Thousands of children have been killed in the enclave since the Israeli assault began, officials in Gaza say. The Israeli military says it takes “all feasible precautions” to avoid civilian deaths.
Barefoot and weeping, Khaled Joudeh, 9, hurried toward the dozens of bodies wrapped in white burial shrouds, blankets and rugs outside the overcrowded morgue.
“Where’s my mom?” he cried next to a photographer for The New York Times. “I want to see my mom.”
“Where is Khalil?” he continued, barely audible between sobs as he asked for his 12-year-old brother. A morgue worker opened a white shroud, so Khaled could kiss his brother one final time.
Then, he bid farewell to his 8-month-old sister. Another shroud was pulled back, revealing the blood-caked face of a baby, her strawberry-red hair matted down. Khaled broke into fresh sobs as he identified her to the hospital staff. Her name was Misk, Arabic for musk.
“Mama was so happy when she had you,” he whispered, gently touching her forehead, tears streaming down his face onto hers.
She was the joy of his family, relatives later said — after three boys, his parents were desperate for a girl. When she was born, they said, Khaled’s mother delighted in dressing Misk in frilly, colorful dresses, pinning her tiny curls in bright hair clips.
Through his tears, Khaled bid farewell to his mother, father, older brother and sister, their bodies lined up around him. Only Khaled and his younger brother, Tamer, 7, survived what relatives and local journalists said was an airstrike on Oct. 22 that toppled two buildings sheltering their extended family.
A total of 68 members of the Joudeh family were killed that day as they slept in their beds in Deir al Balah, in central Gaza, three of Khaled’s relatives recounted in separate interviews.
Several branches and generations of the Joudehs, a Palestinian family, had been huddling together before the strike, relatives said, including some who had fled northern Gaza, as Israel had ordered residents to do. The Israeli military said it could not address questions about a strike on the family.
In the end, members of the family were buried together, side by side in a long grave, relatives said, showing footage of the burial and sharing a picture of Misk before she was killed.
Determining the precise number of children killed in Gaza — in the midst of a fierce bombing campaign, with hospitals collapsing, children missing, bodies buried under rubble and neighborhoods in ruins — is a Sisyphean task. Health officials in Gaza say that 5,000 Palestinian children have been killed since the Israeli assault began, and possibly hundreds more.
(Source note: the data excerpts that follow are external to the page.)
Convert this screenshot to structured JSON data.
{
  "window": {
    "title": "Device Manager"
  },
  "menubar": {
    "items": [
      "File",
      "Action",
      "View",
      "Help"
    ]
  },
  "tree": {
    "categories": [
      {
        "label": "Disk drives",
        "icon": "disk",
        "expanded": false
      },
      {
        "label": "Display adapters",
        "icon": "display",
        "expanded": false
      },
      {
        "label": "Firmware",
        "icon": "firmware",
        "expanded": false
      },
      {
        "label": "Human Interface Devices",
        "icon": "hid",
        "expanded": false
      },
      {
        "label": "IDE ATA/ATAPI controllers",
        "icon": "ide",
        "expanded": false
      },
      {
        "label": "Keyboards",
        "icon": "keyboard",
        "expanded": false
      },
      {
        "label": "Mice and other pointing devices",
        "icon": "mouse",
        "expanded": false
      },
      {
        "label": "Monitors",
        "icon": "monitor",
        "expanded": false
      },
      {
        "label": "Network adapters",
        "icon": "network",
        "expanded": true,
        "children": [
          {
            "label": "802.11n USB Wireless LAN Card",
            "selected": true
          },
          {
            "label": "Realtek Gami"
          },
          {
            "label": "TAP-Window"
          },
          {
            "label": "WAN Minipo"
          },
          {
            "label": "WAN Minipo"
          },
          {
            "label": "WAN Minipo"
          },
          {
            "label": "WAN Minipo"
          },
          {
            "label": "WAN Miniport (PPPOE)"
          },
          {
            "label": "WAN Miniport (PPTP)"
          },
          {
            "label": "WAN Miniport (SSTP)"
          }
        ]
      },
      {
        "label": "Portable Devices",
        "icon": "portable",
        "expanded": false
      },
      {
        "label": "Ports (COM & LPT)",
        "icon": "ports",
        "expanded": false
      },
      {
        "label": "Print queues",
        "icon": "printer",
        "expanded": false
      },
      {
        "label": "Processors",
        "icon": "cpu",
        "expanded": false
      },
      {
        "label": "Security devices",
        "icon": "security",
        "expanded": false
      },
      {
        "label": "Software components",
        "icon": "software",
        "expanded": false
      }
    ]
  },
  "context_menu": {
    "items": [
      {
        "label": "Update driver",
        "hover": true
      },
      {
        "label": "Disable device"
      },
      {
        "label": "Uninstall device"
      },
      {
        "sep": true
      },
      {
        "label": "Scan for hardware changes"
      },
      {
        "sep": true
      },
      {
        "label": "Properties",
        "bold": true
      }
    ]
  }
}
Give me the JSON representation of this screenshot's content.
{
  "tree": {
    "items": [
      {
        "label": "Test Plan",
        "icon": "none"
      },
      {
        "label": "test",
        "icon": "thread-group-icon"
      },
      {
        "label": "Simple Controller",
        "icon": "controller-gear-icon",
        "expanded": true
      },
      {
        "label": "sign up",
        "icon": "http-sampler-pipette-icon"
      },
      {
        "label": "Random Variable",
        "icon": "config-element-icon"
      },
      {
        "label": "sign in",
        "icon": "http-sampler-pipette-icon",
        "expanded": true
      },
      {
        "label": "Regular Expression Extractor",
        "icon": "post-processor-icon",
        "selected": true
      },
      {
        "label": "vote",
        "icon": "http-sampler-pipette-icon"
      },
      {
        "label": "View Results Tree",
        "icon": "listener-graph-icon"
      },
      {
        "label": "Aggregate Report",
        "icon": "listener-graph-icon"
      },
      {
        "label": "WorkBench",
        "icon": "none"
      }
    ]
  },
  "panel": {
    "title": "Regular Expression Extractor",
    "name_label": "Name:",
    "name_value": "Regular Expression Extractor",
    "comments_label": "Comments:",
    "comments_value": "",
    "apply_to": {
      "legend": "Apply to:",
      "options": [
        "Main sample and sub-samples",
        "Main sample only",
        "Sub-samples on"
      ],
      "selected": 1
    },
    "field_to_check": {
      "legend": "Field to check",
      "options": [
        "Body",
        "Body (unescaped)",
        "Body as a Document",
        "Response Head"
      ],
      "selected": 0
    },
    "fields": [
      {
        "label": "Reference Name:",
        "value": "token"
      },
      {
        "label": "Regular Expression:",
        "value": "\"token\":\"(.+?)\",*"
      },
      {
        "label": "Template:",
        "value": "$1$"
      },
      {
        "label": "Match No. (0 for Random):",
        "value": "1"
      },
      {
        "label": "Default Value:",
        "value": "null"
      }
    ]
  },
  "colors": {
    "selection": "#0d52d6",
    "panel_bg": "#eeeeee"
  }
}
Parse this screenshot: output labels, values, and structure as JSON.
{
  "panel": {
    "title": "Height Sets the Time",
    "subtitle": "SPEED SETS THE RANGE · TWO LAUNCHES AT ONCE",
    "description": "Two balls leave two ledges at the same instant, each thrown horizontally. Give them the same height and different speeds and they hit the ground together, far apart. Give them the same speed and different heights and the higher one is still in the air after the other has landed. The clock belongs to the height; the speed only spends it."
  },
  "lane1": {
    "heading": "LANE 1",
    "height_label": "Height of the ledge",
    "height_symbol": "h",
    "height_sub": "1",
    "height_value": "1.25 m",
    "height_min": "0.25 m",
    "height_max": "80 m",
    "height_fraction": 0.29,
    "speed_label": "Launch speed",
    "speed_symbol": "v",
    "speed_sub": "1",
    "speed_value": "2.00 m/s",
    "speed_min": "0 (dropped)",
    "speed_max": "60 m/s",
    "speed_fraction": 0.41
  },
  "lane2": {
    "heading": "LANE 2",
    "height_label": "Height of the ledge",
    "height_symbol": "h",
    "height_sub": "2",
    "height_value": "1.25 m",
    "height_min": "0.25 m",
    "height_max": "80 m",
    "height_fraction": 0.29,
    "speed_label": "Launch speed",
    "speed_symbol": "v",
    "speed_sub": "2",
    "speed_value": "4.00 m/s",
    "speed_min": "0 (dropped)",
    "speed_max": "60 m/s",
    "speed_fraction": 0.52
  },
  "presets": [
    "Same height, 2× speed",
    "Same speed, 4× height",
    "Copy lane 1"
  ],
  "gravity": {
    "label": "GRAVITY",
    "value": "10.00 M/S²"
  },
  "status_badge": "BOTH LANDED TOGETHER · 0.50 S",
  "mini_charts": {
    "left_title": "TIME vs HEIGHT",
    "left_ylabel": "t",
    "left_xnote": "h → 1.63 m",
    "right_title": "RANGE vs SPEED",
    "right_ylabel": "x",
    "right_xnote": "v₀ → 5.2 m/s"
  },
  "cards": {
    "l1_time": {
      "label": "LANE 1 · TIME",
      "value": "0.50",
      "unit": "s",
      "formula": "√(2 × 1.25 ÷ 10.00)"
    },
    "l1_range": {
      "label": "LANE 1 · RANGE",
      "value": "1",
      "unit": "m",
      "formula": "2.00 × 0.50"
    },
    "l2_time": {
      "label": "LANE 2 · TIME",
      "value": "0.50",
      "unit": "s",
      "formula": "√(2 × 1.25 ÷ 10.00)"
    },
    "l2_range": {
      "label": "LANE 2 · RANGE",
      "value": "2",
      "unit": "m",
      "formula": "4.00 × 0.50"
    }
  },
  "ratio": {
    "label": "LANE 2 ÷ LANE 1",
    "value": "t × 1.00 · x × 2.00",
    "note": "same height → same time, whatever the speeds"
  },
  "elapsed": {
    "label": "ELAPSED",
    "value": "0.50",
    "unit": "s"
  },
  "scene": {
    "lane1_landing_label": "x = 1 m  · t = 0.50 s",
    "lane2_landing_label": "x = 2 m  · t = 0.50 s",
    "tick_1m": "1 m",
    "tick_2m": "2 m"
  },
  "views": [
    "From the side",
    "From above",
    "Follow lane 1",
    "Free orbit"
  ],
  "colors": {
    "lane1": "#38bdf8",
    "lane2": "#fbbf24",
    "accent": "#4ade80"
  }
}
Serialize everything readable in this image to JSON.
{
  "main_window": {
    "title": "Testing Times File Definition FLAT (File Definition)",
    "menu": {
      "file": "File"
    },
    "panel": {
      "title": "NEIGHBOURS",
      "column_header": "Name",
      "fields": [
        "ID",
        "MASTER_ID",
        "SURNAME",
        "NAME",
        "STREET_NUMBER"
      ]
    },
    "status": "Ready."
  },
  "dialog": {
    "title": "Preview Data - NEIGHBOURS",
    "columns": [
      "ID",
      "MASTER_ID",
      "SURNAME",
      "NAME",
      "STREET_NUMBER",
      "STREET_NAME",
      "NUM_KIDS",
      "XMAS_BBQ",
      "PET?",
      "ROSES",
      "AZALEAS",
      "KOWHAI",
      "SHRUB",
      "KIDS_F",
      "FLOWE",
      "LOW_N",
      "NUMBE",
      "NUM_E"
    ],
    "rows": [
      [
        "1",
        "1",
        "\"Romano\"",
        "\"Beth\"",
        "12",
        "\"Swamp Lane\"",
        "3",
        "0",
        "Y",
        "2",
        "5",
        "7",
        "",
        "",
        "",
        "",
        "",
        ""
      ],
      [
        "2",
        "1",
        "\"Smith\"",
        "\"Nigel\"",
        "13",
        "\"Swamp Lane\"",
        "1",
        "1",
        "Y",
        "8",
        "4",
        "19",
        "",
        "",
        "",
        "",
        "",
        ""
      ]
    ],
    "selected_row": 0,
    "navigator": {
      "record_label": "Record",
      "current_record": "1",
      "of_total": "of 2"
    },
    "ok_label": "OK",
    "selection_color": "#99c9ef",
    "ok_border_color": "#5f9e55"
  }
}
Many international officials and experts familiar with the way death tolls are compiled in the territory say the overall numbers are generally reliable.
If the figures are even close to accurate, far more children have been killed in Gaza in the past six weeks than the 2,985 children killed in the world’s major conflict zones combined — across two dozen countries — during all of last year, even with the war in Ukraine, according to U.N. tallies of verified deaths in armed conflict.
The Israeli military says that, unlike the “murderous assault against women, children, elderly and the disabled” by Hamas on Oct. 7, Israeli forces take “all feasible precautions” to “mitigate harm” to civilians.
Hamas, the military said, deliberately caused “the maximum amount of harm and brutality possible to civilians.” During the attack on Israel, parents and their children were gunned down inside their homes, witnesses and officials say, with children taken as hostages.
In response, the Israeli military says, it is waging a war “forcefully to dismantle Hamas military and administrative capabilities.” It notes that Israeli forces have told residents to flee to southern Gaza, and says that they issue warnings before airstrikes “when possible.”